FRESNO -- Lawyer Leo Kolligian, 90, who used his influence and charm as a gentle persuader to win approval of the University of California at Merced campus, died Thursday.
Mr. Kolligian had suffered from leukemia without letting news of his condition reach many people, said his son Lee.
As a UC regent for a dozen years beginning in 1985, the Fresno resident was instrumental in bringing the University of California to the San Joaquin Valley.
"He was very proud of his community and of bringing the University of California here," Lee Kolligian said Thursday. "It took a lot of horse-trading."
Mr. Kolligian prevailed on the state Legislature and governor's office to set priorities so that the valley secured the first campus built by the UC system in decades. UC Merced helped redress the valley's chronic second-rung status in higher education in California.
In business, he was a partner with Ed Kashian and Harold Zinkin in developing the River Park shopping center in Fresno.
Mr. Kolligian grew up poor and never let success in law, business and politics affect his approach to anybody he met, from presidents and governors to people on the street, nephew Bob Koligian said.
Koligian, who uses a different spelling of his last name, called his uncle "a regular guy" who preferred minimizing the contributions he made.
Lawyer O. James Woodward III, a longtime friend, said Mr. Kolligian valued high among his achievements his service as a university regent, as well as working to establish the Fresno Metropolitan Museum and assisting St. Agnes Medical Center.
"Above all that," Woodward said, were "his personal characteristics. He was a good friend. We shared lunch every few weeks."
Mr. Kolligian never let cancer dominate his life. "He didn't talk much about it. He wanted to hear about you," Woodward said.
Approaching the end of his life, Mr. Kolligian told his nephew, Koligian, that money was all a game, fun like a hunt. He kept 40-year-old furniture in the home he shared with his wife, June.
Dorothy "Dottie" Kolligian, Mr. Kolligian's first wife, died in 2000. They had great fun together, Woodward said, but Mr. Kolligian rejoiced in his second wedding and his marriage to June Kolligian.
The Rev. Arshen Aivazian of Fresno's St. Paul Armenian Church recalled how Mr. Kolligian and his second wife had talked in depth with him about their impending marriage:
"They had sought support of his entire family. They all were in support of him," said Ai- vazian, including "Mannix" TV star Mike Connors, Dottie Kolligian's brother, who grew up in Fresno as Krekor Ohanian.
"Mike was here when he remarried," Aivazian said. "Leo took it with so much fun."

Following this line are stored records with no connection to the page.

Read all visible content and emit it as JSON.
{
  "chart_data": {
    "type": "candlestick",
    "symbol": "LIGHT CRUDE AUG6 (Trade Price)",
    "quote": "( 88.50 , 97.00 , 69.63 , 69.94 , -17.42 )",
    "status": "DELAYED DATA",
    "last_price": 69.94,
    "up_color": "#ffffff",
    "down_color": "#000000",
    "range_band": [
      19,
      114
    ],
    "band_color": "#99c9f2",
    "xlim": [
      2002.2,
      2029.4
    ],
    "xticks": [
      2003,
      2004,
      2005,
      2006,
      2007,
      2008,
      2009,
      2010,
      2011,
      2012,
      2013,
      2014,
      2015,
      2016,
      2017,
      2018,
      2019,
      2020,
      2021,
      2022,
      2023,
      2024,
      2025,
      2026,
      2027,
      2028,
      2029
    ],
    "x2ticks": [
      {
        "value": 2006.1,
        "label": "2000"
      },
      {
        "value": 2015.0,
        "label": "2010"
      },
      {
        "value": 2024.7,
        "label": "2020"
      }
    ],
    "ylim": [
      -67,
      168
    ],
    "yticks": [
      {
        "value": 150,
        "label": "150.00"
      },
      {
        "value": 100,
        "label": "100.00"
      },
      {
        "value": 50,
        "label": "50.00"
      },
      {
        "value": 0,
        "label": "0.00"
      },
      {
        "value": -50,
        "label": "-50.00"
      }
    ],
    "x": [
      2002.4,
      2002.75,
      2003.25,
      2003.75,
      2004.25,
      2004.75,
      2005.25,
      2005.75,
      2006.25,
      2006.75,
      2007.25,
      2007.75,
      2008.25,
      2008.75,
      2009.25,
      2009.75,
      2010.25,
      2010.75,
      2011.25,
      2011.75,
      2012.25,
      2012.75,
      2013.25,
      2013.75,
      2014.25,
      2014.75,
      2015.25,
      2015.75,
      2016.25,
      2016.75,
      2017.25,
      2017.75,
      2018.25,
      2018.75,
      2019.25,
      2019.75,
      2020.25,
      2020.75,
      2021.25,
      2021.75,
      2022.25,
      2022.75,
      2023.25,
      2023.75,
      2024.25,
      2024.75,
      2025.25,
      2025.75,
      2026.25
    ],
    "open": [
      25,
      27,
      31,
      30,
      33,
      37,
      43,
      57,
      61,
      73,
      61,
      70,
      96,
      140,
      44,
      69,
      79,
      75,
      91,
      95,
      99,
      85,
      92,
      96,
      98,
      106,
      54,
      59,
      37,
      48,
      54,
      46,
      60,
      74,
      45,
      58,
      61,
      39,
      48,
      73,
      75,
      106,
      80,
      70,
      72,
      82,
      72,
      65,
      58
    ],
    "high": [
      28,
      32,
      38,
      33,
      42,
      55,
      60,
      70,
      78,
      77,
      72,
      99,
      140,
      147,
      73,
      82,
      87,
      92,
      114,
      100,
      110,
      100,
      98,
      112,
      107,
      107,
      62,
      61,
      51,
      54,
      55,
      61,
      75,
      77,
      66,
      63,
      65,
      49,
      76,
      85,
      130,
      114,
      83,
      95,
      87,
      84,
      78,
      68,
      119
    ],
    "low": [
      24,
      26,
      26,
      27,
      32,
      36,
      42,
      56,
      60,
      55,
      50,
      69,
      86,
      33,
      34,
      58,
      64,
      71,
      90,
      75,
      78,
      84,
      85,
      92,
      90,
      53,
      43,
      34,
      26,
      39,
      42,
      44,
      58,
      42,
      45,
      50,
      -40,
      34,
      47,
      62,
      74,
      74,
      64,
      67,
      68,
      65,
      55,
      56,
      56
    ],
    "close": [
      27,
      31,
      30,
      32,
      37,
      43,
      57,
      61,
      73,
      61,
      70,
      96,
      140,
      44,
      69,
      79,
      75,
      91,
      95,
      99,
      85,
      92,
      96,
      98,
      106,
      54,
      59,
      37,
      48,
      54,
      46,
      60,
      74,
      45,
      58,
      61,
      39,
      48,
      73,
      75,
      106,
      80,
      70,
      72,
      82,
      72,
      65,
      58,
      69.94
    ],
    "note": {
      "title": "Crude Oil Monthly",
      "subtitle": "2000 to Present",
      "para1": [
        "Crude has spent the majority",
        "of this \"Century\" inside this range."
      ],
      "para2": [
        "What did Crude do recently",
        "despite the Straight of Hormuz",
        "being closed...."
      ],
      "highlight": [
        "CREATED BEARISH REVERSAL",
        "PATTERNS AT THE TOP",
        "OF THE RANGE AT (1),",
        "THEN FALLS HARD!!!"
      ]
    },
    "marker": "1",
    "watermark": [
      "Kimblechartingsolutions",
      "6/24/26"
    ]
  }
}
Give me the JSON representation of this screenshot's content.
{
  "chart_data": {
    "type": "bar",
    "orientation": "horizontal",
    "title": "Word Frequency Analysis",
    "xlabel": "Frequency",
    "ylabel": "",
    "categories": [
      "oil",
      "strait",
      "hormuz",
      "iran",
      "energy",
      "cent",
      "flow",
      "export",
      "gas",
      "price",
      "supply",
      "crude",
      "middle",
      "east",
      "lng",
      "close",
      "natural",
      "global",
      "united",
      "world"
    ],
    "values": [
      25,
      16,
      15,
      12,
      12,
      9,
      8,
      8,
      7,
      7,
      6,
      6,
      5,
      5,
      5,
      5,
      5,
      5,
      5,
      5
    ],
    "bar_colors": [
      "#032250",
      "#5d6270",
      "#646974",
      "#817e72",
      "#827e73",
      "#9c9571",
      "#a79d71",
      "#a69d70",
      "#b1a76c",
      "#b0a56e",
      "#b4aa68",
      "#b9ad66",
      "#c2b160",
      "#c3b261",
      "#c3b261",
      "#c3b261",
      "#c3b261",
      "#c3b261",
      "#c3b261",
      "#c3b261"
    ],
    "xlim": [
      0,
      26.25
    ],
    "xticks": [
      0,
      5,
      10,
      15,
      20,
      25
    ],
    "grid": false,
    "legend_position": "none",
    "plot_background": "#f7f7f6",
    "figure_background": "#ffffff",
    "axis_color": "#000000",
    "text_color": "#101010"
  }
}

The detective show "Mannix" appeared on CBS from 1967-75.
Lee Kolligian said his father had enjoyed a wonderful time at his 90th birthday party in August. UC Merced Chancellor Steve Kang met Mr. Kolligian last year and was struck by his kindness during Kang's inauguration in November. Mr. Kolligian was ill, but didn't let that spoil his excitement over the inauguration.
"He was so pleased to be able to attend," Kang said.
At the chancellor's inauguration, Mr. Kolligian and Gov. Schwarzenegger recalled their first meeting years before Schwarzenegger entered politics and was making a reputation with his muscles, his nephew said. The two remembered how the young Schwarzenegger had asked Mr. Kolligian whether he could help him make it in Hollywood.
Schwarzenegger told Mr. Kolligian he vividly remembered that meeting, but he corrected him on the number of years that had elapsed, Mr. Kolligian's nephew said:
"Thirty years ago, a friend brought this muscle-bound guy to meet my uncle," Koligian said. "Schwarzenegger said, 'Leo, if you give me $3,000 to $4,000 per month for expenses, I will give you 10 percent for the rest of my life.' "
Mr. Kolligian offered to send Schwarzenegger to Hollywood for a screen test, Lee Kolligian recalled, but it was an era before action films. Hollywood thought this man with the thick Austrian accent never could make it.
Years later, recalling the unmade deal, Schwarzenegger made Mr. Kolligian a joking counteroffer: Make the 10 percent deal retroactive on the condition that Mr. Kolligian fund the state budget deficit.
Mr. Kolligian felt far more comfortable with such banter than with the trappings of wealth, his nephew said.
"Someone told me the other day he was the only person he would do business with on a handshake. Twenty-five years ago, he went to England and came back with a Rolls-Royce. He drove it here five months, but didn't like it for what it stood for. He traded it for a Firebird, I think."
Services for Mr. Kolligian will be held at 10 a.m. Wednesday in St. Paul Armenian Church.